Hakimler ve Savcılar Yüksek Kurulu için seçimler 12 Ekim’de yapılacak. Bununla ilgili gazetelerde yayımlanan haberleri okurken doğrusunu isterseniz dehşete kapılıyorum.
… Çünkü yargısı tamamen siyasileşmiş, kamplaşmış bir ülkede adaletin asla sağlanamayacağını, gücü eline geçirenin güdümündeki bir yargıdan bağımsızlık beklenemeyeceğini biliyorum. Gazetelerdeki haberlerden öğreniyoruz ki HSYK seçimleri için herkes bir liste oluşturuyor.

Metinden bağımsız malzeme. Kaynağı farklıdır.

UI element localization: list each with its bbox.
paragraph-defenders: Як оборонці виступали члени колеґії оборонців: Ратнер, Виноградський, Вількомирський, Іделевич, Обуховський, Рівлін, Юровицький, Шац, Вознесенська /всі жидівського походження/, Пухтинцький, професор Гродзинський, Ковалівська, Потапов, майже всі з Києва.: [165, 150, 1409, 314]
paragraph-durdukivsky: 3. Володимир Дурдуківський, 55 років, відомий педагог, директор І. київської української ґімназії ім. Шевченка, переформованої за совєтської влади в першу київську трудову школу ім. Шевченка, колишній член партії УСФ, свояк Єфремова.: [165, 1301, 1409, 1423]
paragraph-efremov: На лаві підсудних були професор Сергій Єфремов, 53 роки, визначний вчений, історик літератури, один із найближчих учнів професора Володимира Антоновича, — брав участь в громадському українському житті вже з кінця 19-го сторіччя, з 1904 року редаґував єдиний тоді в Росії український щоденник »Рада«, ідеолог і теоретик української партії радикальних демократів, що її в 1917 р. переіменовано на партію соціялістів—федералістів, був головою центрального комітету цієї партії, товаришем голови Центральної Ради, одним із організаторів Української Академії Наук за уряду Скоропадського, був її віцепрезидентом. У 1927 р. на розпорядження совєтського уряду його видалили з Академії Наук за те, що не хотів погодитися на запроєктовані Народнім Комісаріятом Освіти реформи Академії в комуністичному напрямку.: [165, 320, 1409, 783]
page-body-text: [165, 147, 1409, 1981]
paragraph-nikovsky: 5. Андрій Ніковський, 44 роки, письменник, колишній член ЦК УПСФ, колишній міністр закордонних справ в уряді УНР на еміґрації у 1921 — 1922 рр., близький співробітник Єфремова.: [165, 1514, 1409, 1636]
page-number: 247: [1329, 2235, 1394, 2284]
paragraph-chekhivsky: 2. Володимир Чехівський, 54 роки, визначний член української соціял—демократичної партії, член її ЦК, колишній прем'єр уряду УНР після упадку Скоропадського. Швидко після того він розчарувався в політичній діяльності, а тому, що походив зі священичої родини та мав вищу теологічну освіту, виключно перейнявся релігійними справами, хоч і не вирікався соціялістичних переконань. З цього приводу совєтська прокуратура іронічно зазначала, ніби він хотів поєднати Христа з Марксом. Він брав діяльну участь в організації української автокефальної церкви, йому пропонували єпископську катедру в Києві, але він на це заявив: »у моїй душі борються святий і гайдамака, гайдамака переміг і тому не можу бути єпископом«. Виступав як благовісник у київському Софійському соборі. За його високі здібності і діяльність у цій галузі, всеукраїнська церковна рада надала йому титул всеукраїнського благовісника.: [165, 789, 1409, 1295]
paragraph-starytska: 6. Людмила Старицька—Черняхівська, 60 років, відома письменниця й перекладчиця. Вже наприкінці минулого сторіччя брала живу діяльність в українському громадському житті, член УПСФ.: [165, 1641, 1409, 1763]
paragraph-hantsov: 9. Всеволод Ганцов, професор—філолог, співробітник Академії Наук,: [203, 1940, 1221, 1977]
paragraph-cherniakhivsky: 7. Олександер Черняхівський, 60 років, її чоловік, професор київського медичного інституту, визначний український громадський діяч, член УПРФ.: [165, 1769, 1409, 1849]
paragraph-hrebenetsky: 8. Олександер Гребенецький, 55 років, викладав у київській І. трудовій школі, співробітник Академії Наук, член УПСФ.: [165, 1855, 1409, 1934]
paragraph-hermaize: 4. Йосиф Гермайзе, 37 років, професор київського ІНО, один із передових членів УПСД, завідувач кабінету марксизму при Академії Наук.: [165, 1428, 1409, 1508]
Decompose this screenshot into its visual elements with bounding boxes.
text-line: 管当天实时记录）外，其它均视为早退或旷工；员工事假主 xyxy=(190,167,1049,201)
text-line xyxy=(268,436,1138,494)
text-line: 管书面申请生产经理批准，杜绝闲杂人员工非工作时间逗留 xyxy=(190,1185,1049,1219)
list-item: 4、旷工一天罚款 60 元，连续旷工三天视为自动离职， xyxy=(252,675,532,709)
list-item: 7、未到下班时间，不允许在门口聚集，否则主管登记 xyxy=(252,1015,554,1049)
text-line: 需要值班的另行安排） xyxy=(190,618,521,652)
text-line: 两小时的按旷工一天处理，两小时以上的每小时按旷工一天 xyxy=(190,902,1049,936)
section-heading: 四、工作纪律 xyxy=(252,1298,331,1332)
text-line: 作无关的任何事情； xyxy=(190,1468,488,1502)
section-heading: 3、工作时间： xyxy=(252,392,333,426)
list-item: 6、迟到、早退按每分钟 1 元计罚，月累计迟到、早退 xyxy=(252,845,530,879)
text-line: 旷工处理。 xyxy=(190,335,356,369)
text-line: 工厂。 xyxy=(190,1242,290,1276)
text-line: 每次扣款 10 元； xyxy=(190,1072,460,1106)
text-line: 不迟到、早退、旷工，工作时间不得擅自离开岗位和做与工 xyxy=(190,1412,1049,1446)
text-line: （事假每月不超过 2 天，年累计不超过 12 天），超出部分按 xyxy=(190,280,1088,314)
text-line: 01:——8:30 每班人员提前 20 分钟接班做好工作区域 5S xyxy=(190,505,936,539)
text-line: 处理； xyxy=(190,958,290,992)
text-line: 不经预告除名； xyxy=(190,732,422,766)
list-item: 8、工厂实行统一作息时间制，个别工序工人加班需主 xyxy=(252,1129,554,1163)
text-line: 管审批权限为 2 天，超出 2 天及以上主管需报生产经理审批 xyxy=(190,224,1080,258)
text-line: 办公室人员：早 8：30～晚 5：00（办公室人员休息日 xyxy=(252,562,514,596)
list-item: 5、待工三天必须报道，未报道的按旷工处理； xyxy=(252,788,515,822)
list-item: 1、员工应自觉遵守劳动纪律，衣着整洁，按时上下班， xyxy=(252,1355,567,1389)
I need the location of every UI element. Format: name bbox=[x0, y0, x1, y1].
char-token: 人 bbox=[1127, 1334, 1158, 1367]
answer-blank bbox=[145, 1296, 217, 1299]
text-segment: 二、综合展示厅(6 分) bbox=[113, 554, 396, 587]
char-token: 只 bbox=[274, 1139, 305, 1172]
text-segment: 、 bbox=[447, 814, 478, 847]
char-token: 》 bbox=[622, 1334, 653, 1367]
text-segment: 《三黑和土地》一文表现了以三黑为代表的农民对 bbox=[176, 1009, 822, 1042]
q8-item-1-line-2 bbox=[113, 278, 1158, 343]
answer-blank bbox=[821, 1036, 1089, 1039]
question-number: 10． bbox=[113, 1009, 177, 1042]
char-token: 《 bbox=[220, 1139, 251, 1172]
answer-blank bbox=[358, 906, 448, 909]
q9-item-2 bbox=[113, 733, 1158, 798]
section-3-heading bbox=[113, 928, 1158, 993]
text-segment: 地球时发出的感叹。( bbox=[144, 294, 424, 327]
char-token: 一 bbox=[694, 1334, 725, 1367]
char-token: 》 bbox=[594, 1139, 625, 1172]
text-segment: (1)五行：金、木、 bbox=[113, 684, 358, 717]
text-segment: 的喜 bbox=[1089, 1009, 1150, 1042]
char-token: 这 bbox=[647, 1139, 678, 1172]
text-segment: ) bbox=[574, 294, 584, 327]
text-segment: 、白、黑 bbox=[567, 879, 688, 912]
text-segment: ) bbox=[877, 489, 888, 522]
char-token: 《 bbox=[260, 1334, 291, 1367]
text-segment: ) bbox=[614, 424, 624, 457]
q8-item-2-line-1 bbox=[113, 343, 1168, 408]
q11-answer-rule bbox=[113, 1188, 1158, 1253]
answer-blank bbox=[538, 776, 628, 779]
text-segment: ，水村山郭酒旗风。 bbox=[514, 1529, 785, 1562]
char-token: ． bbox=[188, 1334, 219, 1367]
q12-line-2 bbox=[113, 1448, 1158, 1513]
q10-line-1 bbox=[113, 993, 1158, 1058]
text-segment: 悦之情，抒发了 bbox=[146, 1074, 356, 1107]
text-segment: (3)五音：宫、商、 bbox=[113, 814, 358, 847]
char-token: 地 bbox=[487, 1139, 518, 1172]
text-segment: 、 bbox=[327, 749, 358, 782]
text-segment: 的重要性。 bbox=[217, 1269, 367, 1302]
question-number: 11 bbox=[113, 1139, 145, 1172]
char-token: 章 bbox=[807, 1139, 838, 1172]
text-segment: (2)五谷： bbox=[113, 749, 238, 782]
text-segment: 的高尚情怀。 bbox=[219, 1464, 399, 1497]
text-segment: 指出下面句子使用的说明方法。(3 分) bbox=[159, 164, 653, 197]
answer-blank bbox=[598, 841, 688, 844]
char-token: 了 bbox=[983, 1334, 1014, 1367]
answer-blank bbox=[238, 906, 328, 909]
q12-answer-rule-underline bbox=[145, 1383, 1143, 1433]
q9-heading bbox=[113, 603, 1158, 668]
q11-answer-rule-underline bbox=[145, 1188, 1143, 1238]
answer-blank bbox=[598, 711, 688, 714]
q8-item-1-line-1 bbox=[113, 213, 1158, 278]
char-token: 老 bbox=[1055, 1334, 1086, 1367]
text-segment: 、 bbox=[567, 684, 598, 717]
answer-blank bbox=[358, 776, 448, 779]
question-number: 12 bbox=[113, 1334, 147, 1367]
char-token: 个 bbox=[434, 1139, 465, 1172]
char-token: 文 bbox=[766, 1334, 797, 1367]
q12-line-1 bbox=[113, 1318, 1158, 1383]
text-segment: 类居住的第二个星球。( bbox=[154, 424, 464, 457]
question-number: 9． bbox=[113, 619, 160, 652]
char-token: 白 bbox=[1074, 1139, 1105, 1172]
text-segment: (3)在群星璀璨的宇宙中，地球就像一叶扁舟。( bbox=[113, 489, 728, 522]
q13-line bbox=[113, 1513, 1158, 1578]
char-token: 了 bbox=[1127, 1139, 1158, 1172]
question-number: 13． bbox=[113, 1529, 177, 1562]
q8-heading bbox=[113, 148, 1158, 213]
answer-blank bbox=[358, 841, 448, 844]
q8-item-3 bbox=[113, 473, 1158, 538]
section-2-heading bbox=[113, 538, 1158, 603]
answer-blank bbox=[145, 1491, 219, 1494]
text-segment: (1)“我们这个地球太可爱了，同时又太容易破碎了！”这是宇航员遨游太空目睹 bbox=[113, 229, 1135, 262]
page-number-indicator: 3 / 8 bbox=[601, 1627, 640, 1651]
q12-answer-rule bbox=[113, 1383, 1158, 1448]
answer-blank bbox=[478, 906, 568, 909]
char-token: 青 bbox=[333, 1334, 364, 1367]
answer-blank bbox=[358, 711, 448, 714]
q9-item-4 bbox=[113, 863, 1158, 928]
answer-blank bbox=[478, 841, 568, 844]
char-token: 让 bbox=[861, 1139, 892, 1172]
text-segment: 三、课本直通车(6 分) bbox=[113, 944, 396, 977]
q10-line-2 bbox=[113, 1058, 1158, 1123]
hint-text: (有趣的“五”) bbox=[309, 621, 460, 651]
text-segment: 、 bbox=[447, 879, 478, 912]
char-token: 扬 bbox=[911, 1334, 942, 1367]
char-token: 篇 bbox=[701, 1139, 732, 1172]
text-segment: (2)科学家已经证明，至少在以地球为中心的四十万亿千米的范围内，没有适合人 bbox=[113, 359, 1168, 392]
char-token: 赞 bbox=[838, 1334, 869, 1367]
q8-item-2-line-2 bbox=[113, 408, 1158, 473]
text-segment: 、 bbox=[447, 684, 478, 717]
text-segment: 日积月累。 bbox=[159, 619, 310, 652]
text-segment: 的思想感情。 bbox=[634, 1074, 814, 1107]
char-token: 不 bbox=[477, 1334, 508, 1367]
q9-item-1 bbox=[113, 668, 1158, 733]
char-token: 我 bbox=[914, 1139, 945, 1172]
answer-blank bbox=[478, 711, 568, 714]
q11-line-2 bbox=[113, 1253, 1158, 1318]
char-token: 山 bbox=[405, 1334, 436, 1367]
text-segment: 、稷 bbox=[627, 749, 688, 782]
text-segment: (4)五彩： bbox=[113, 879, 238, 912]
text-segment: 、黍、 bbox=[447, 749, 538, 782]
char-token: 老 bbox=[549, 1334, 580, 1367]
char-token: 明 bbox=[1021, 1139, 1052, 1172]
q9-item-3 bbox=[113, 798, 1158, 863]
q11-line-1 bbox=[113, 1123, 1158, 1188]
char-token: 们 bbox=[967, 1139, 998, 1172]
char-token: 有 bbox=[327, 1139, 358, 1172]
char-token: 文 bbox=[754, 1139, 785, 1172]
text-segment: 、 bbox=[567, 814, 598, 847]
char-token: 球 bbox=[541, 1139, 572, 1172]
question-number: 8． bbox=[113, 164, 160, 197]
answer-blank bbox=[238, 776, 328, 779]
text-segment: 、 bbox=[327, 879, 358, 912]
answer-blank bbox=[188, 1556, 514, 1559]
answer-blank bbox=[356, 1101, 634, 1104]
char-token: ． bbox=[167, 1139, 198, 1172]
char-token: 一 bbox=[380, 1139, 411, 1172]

Adalet Bakanlığı bir “Yargıda birlik platformu” kurmuş, hükümete yakın yargıçları ve savcıları örgütlemiş. Karşı tarafta YARSAV ve Yargıçlar Sendikası da var. “Cemaatçiler” de ayrı bir grup, onlar da birlikte hareket edecekler, HSYK içinde güç
elde etmeye çalışacaklar. Ve sonra böyle oluşmuş bir HSYK’nın atayacağı hâkim ve savcılara kendimizi emanet edeceğiz, adalet bekleyeceğiz!
Yargıçlar, tanımları gereği bağımsız olmak, bağımsız hareket etmek durumunda olan kişilerdir, öyle olmalıdırlar. Yukarıda da yazdığım gibi onları bağlayacak tek şey vicdanları olmalı, Anayasa ve kanunlar olmalı. Grup çıkarları için bir araya gelmek, bunun ardında ne kadar yüce siyasi fikirler olursa olsun, yargıçlardan beklemememiz gereken bir durumdur. Yargıçlar ve savcılar elbette örgütlenmek hakkına sahiptirler ama sadece özlük hakları ile ilgili olarak! Daha fazlası değil.